Llosa’s concepts from the first two films simply did not translate well when brought into an English-speaking context – and by cinematic standards, of course, by “English” I also mean by “world” standards, since English is largely the lingua franca of transnational cinematic practice. She is hardly the first director whose work has been received poorly when brought into English: for example, Wong Kar-wai’s My Blueberry Nights (2007). Instead of “going native,” as it were, Aloft can be seen as an example of what happens when a director who has achieved legitimacy as a regionally identified auteur “goes world.” Such directors may not have altered much from their original aesthetic styles and choices – but because the location and language changes, the reception to the film skews to the negative. To put it another way, the very elements that made The Milk of Sorrow an international success on the film festival circuit – and turned both international and Peruvian attention to Claudia Llosa herself as the most significant contemporary Peruvian auteur – were now found to be lacking when transposed visually and geographically to English-language Canada. This idea is furthered when looking at criticism outside the English language: Peruvian and Spanish film critics also referenced her earlier work, but responded positively to No llores, vuela (literally, Don’t Cry, Fly, the original title of the film and how it was released in Spanish): “The result,” gushed Peruvian Juan Jose Beteta, “is a pure and sober cinematic distillation that places [Aloft] at the same excellent level as [Llosa’s] earlier films.”

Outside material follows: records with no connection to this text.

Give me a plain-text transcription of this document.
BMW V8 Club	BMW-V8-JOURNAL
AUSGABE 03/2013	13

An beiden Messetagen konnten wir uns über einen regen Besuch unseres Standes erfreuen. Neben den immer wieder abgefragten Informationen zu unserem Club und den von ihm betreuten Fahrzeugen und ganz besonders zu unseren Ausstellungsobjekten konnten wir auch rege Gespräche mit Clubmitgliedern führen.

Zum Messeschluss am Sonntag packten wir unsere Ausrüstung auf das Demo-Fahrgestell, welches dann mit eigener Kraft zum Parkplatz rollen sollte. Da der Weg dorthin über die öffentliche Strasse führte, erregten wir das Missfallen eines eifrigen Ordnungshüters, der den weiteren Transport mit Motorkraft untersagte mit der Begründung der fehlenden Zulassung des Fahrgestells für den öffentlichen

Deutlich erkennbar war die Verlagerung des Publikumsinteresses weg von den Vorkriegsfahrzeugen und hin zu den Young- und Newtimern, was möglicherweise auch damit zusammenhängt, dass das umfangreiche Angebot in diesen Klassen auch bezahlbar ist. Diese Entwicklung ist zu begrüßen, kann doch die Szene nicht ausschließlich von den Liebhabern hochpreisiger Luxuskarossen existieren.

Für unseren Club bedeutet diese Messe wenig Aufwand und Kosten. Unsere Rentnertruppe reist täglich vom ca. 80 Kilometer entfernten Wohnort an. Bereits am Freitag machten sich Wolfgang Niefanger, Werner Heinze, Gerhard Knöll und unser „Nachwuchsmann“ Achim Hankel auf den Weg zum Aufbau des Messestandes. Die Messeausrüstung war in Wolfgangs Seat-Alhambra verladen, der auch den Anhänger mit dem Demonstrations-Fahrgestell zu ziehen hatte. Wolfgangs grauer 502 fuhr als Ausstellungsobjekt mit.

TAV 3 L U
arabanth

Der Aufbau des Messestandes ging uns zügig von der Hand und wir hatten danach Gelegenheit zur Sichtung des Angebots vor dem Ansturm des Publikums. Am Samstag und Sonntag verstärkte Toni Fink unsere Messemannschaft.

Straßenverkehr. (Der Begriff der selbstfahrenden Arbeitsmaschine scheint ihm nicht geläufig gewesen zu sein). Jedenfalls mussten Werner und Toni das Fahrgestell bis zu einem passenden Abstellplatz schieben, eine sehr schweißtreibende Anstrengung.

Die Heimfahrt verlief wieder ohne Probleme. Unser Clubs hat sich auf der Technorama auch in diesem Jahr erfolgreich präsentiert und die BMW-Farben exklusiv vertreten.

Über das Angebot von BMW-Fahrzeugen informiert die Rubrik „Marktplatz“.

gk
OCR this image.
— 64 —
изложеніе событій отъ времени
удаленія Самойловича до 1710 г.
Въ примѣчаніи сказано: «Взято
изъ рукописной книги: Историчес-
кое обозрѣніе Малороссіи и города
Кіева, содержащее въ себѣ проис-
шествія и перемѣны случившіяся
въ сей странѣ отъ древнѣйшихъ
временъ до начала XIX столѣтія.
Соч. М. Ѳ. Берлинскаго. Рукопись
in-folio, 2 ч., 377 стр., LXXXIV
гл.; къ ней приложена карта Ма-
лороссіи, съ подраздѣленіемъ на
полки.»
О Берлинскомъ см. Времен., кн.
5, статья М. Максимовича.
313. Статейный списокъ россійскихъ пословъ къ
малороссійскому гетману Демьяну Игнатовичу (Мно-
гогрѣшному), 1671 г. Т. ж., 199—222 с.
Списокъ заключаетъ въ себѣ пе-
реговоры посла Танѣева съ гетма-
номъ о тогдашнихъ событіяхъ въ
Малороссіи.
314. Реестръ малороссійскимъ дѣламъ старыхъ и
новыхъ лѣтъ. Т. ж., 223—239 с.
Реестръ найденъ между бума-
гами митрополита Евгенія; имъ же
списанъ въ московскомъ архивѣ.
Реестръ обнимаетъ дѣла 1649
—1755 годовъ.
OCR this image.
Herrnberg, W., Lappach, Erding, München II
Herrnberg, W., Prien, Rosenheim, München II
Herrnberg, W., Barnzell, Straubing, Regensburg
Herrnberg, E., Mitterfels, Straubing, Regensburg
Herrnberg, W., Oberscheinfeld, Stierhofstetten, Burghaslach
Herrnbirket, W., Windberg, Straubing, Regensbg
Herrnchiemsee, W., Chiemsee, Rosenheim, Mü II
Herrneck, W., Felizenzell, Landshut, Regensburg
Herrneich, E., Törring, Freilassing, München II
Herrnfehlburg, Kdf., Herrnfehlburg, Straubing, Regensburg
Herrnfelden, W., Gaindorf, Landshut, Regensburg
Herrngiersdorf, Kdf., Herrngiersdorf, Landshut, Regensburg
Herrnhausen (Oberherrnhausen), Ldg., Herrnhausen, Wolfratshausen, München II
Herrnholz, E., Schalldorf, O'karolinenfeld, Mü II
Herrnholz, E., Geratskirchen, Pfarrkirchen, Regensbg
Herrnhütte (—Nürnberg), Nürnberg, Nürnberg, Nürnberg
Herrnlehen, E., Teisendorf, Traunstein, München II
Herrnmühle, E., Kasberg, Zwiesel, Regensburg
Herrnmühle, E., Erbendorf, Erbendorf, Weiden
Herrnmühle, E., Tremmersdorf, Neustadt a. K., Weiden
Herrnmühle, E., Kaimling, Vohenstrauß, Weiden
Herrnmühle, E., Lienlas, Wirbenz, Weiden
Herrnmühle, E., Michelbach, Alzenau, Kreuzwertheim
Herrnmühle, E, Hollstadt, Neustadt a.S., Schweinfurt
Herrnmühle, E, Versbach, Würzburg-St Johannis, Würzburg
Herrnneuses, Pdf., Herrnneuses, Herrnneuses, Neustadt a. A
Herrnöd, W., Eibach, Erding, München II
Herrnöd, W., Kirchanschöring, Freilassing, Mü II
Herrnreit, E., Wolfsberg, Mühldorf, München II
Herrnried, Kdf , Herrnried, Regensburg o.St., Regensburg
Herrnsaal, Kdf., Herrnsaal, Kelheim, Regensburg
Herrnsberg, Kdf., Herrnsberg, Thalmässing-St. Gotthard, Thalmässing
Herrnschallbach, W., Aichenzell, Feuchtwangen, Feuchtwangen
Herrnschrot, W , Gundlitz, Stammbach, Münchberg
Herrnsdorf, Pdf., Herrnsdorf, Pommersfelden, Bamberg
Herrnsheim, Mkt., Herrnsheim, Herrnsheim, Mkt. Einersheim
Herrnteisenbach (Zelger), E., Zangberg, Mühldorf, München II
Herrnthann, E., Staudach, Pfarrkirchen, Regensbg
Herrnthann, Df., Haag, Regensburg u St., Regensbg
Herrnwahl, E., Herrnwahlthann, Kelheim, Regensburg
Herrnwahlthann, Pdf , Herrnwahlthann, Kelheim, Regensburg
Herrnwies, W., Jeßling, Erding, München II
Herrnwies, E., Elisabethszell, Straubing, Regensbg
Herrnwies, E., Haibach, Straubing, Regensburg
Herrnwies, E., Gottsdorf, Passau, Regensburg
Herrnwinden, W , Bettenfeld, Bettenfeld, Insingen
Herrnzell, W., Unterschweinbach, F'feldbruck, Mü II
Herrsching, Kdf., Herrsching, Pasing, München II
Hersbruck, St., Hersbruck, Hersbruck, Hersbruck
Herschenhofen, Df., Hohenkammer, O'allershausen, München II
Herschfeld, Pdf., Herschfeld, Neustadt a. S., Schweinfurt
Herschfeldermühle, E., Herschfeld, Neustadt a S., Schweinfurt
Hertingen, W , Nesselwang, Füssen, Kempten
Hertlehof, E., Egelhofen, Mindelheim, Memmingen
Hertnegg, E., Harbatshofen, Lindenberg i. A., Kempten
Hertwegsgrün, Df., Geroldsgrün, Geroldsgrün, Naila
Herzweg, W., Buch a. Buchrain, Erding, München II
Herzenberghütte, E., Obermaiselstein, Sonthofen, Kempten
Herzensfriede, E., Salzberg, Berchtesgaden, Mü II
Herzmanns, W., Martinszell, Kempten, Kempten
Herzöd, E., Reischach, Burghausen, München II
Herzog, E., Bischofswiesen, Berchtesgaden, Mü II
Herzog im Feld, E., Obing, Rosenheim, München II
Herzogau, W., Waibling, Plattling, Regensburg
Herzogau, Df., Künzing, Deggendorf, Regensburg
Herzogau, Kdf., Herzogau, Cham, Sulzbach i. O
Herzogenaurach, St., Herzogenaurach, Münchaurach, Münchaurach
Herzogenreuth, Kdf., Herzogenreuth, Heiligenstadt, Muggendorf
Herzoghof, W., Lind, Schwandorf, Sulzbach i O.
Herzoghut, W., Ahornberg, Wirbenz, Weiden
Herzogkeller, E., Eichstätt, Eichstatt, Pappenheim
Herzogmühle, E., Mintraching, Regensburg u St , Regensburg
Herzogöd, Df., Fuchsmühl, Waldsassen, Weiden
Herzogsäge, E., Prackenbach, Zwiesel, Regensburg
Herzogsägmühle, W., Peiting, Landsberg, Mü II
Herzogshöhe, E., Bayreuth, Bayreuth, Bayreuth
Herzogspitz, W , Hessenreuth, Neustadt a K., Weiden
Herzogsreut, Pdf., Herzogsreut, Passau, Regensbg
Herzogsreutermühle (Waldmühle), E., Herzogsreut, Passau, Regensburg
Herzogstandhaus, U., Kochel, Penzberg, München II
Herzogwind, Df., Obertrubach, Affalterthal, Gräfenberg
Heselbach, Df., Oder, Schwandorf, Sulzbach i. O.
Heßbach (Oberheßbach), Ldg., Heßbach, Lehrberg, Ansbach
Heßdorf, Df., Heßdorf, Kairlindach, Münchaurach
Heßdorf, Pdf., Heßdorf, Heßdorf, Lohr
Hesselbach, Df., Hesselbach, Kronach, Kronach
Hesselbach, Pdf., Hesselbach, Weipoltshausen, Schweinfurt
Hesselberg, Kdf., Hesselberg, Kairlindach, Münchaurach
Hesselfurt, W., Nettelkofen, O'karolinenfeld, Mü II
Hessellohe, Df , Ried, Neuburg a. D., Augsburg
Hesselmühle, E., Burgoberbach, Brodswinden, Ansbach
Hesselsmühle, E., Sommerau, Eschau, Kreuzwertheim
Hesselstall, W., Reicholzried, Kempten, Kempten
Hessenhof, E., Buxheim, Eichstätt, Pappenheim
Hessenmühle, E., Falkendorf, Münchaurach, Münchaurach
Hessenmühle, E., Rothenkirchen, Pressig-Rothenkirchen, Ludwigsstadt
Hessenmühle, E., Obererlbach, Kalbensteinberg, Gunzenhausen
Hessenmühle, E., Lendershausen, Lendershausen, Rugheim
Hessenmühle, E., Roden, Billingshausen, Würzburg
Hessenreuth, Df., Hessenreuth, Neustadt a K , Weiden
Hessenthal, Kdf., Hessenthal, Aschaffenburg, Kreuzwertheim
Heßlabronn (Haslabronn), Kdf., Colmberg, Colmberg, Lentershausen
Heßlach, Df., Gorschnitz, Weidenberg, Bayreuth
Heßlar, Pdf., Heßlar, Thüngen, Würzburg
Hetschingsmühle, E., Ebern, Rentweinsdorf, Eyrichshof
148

I wanted to put these two strains of criticism – the English vs. the Spanish – against one another as both explore Claudia Llosa as a Peruvian, as an auteur and as both those concepts at once; since the critics had done so, I also wanted to allow her earlier work to visually dialogue with the one considered a failure. There are racist, sexist and regionalist implications within these critiques: why is allegorical mysticism considered natural in Peru, but “mumbo jumbo” when it comes out of the mouth of Jennifer Connolly in Canada? My original idea was to simply recut the studio trailer for the film, employing the textual imbalances of the statements in both languages against the film itself – but there was something about the rhetorical strategies of these critiques that demanded literally more breathing room to make such positions. Whereas in earlier videographic essays I have largely eschewed voice-over narration, here I have employed others to stand in for the variety of voices. I felt it was important to hear these different perspectives, reflected in different languages, clashing against one another.